HABER- Ceren AKYIL
Diyarbakır Sağlık ve Sosyal Hizmet Emekçileri Sendikası (SES) ve Dicle Amed Kadın Platformu (DKAP) “Nasıl doğuracağımızı değil, nasıl hayatta kalacağımızı konuşun” başlıklı basın açıklaması düzenledi.
Açıklamada, kadın bedeni üzerinde vajinal doğum ve sezeryan doğum üzerine yapılan tartışmalar ile Sağlık Bakanlığının özel hastanelerde sezeryan doğumu yasaklamasına tepki gösterildi.

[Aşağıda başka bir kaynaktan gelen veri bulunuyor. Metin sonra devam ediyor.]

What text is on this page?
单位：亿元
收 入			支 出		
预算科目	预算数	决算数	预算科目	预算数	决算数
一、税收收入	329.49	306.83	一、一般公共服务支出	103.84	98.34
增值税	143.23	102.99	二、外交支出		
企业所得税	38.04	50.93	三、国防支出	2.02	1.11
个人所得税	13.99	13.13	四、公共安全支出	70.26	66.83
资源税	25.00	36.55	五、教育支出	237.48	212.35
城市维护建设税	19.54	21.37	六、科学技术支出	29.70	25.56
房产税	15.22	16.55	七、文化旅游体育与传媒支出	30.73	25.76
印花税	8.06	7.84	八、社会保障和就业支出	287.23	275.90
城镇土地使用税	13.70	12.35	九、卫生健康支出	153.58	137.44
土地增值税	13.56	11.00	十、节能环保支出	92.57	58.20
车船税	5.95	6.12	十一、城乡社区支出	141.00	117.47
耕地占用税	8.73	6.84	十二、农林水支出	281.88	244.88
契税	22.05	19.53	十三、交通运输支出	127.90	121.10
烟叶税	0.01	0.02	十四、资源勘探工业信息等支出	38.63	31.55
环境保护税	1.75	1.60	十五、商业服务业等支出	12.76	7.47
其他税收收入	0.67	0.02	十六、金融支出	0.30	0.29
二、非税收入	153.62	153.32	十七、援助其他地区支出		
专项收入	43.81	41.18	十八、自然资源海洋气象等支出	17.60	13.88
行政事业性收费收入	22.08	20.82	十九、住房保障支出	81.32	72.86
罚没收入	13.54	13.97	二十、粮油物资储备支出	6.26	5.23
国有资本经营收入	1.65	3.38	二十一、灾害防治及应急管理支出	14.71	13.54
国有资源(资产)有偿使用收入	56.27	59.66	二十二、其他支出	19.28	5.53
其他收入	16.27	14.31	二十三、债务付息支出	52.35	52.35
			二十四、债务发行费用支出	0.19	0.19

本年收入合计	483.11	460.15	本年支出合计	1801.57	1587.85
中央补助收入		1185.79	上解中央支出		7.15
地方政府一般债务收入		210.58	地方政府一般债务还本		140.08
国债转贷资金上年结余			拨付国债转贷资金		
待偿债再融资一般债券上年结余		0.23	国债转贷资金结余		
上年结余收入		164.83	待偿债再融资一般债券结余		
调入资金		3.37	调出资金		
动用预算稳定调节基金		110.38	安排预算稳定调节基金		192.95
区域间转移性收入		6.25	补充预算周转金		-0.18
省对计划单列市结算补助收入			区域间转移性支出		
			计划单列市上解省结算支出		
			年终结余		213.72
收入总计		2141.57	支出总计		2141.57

Kararın kadın bedenine bir müdahale olduğunun vurgulandığı açıklamada ”Hükümet, yaratmaya çalıştığı toplumu kadın yaşamı ve bedeni üzerinden gerçekleştirmenin çabasındadır” denildi.
"KADINLARIN DOĞUM TERCİHLERİ DAİR DENETLENİYOR"

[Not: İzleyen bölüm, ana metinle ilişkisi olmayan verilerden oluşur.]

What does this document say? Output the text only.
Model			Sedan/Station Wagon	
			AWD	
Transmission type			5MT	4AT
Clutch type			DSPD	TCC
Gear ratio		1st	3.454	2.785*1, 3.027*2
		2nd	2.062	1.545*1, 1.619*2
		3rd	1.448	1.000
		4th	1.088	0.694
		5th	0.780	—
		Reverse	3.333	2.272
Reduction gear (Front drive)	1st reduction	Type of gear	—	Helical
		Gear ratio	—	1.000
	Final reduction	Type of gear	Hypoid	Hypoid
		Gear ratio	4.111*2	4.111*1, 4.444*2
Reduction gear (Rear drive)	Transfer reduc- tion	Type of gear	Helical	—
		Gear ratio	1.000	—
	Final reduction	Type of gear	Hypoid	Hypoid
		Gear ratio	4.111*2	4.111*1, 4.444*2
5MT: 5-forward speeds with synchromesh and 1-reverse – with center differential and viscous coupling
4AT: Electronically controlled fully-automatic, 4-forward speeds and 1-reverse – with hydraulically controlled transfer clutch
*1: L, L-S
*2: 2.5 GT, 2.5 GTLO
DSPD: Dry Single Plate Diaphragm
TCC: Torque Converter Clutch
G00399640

Açıklamada, 2025 Aile Yılı politikalarına değinilerek ”Bu politikalarla kadının doğum tercihi dahi denetleniyor; kadın bedeni, doğum ve nüfus politikalarının nesnesi haline getiriliyor” ifadeleri kullanıldı.

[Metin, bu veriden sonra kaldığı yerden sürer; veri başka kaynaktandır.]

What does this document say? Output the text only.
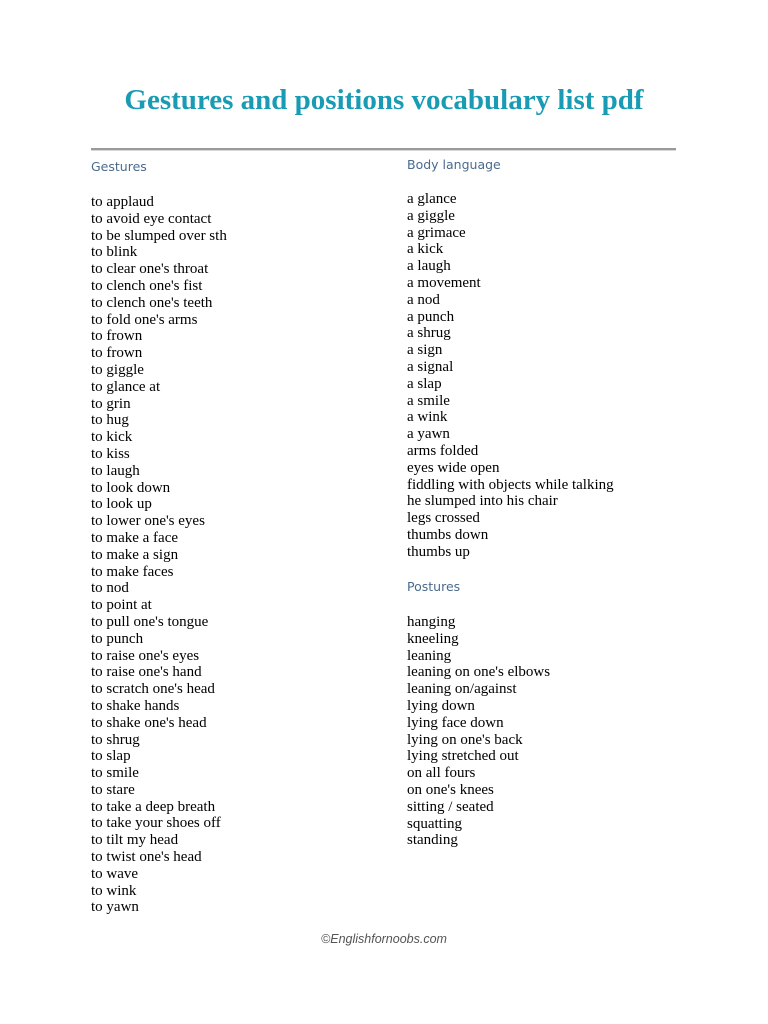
Gestures and positions vocabulary list pdf
Gestures
to applaud
to avoid eye contact
to be slumped over sth
to blink
to clear one's throat
to clench one's fist
to clench one's teeth
to fold one's arms
to frown
to frown
to giggle
to glance at
to grin
to hug
to kick
to kiss
to laugh
to look down
to look up
to lower one's eyes
to make a face
to make a sign
to make faces
to nod
to point at
to pull one's tongue
to punch
to raise one's eyes
to raise one's hand
to scratch one's head
to shake hands
to shake one's head
to shrug
to slap
to smile
to stare
to take a deep breath
to take your shoes off
to tilt my head
to twist one's head
to wave
to wink
to yawn
Body language
a glance
a giggle
a grimace
a kick
a laugh
a movement
a nod
a punch
a shrug
a sign
a signal
a slap
a smile
a wink
a yawn
arms folded
eyes wide open
fiddling with objects while talking
he slumped into his chair
legs crossed
thumbs down
thumbs up
Postures
hanging
kneeling
leaning
leaning on one's elbows
leaning on/against
lying down
lying face down
lying on one's back
lying stretched out
on all fours
on one's knees
sitting / seated
squatting
standing
©Englishfornoobs.com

"BU YAKLAŞIM KABUL EDİLEMEZ"
Açıklamada, Aile Yılı kapsamında özellikle Aile ve Sosyal Hizmetler Bakanlığı’nın yeni logolar ürettiğini, özellikle aile ve koruyan erkek figürüyle yeniden ataerkiyi güçlendirmeye çalışıldığı öne sürülerek şu ifadelere yer verildi:
“Aile içindeki kadının kutsal bir varlık gibi romantize edilerek kadın kimliği yok sayılıyor. Bu saldırı politikalarıyla devlet doğurganlık teşviki, çocuk sayısı, çocuk ve doğum yardımları ve benzeri uygulamalarla, ev içi kadın rollerinin kutsanması gibi araçlarla kadın bedenine ve yaşamına olan denetimini meşrulaştırıyor. Kadınların kimliğinin anne, eş ve aile üzerinden tanımlanması, kadının toplumdaki varlığını sadece aile içindeki rol ile sınırlayan bu yaklaşım kabul edilemez.”
"KADININ BEDENİNE VE TERCİHİNE SALDIRIDIR"
Sivas spor- Fenerbahçe maçında erkek sporcuların ellerinde "normal doğum" pankartlarıyla sahaya çıktığının hatırlatıldığı açıklamada “Doğumun normali, anormali yoktur. ‘Vajinal doğumu teşvik’ söylemi sağlıklı olanı önermenin ötesine geçip kadın bedenine ve tercihine yönelik saldırıdır” denildi.
"KADINLAR SİYASETE ALET EDİLMEMELİDİR"
Açıklamada, Kadınların hiçbir şekilde aile yılı kapsamında ne politikalarına ne de vajinal doğum anlamında siyasete alet edilmemesi gerektiği vurgulanarak “Kadınların bedenleri üzerinde, sosyal hayatları, toplumsal duruşları hakkında tek söz sahibi yine kadınların kendisidir.” denildi.